The department notes that more than 15 companies have been founded by alumni, while over 200 startups have been incubated through the university ecosystem. Placement rates exceed 85%, with graduates joining companies such as Adani Solar, Waaree Energies, and Tata Power Solar.
“The most credible proof is not placement, it is company formation,” according to the university.
During a panel discussion at the Mercom Renewables Summit 2025, Raj Prabhu, CEO and Co-Founder of Mercom Capital Group, highlighted the growing talent gap as one of the biggest challenges facing India’s clean energy sector.
“India’s solar industry is scaling rapidly, but the talent pipeline has not kept pace with the market’s evolution. We regularly interview candidates across the industry, and many are still being taught technologies and business models that became irrelevant years ago. Companies are spending significant time and resources retraining graduates because the education system has not evolved alongside industry. Many students have told me they learned more about the market from reading Mercom India publications than from their college curriculum,” Prabhu said.
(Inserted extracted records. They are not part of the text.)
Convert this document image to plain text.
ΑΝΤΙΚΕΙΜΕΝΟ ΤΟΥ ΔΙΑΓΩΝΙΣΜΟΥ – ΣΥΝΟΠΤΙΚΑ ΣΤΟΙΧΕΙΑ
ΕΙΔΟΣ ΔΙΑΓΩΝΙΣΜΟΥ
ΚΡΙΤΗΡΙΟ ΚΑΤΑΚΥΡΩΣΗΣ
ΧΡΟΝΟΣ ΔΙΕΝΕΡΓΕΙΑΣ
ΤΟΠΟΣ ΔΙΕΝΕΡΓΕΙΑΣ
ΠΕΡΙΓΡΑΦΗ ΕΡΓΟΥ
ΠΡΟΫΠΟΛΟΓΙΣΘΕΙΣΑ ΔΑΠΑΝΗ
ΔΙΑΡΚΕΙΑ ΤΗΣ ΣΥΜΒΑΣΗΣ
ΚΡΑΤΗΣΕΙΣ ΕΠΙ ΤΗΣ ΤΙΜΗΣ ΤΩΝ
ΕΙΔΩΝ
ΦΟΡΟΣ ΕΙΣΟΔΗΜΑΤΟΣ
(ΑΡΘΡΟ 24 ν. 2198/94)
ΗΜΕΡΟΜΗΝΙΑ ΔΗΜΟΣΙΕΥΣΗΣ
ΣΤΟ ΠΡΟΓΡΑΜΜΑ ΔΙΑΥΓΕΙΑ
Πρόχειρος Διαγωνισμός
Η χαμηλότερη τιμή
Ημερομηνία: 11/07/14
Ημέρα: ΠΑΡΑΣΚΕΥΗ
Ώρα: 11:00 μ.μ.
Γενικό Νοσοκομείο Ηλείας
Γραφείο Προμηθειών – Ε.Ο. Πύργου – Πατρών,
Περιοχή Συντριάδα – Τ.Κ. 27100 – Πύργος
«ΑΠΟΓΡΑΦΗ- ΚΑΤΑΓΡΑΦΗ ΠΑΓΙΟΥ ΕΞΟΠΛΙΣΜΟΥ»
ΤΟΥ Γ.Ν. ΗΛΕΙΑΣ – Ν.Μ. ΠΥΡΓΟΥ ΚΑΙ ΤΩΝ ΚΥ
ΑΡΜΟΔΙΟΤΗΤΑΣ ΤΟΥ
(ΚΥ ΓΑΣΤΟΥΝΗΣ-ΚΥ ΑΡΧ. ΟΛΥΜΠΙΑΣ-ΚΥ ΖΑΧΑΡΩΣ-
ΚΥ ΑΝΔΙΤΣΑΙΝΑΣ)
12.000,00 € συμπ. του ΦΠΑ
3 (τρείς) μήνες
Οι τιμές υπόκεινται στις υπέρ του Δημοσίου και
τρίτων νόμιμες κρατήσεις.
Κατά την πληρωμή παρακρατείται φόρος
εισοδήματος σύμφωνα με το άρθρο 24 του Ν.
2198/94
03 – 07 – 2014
Sudeep Jain, Additional Secretary at the Ministry of New and Renewable Energy (MNRE), also acknowledged the need to modernize training programs. “Traditional approaches aren’t enough. We need to introduce renewable energy modules in engineering colleges, industrial training institutes, and vocational schools. Industry involvement is key to building effective curricula,” he said.
As India works towards its ambitious target of 500 GW of renewable energy capacity by 2030, demand for a skilled workforce in solar manufacturing is expected to surge. Engineering colleges must quickly align their curricula with the evolving requirements of the solar manufacturing ecosystem, particularly as the government increases its focus on domestic manufacturing across the value chain, from ingots and wafers to cells and modules.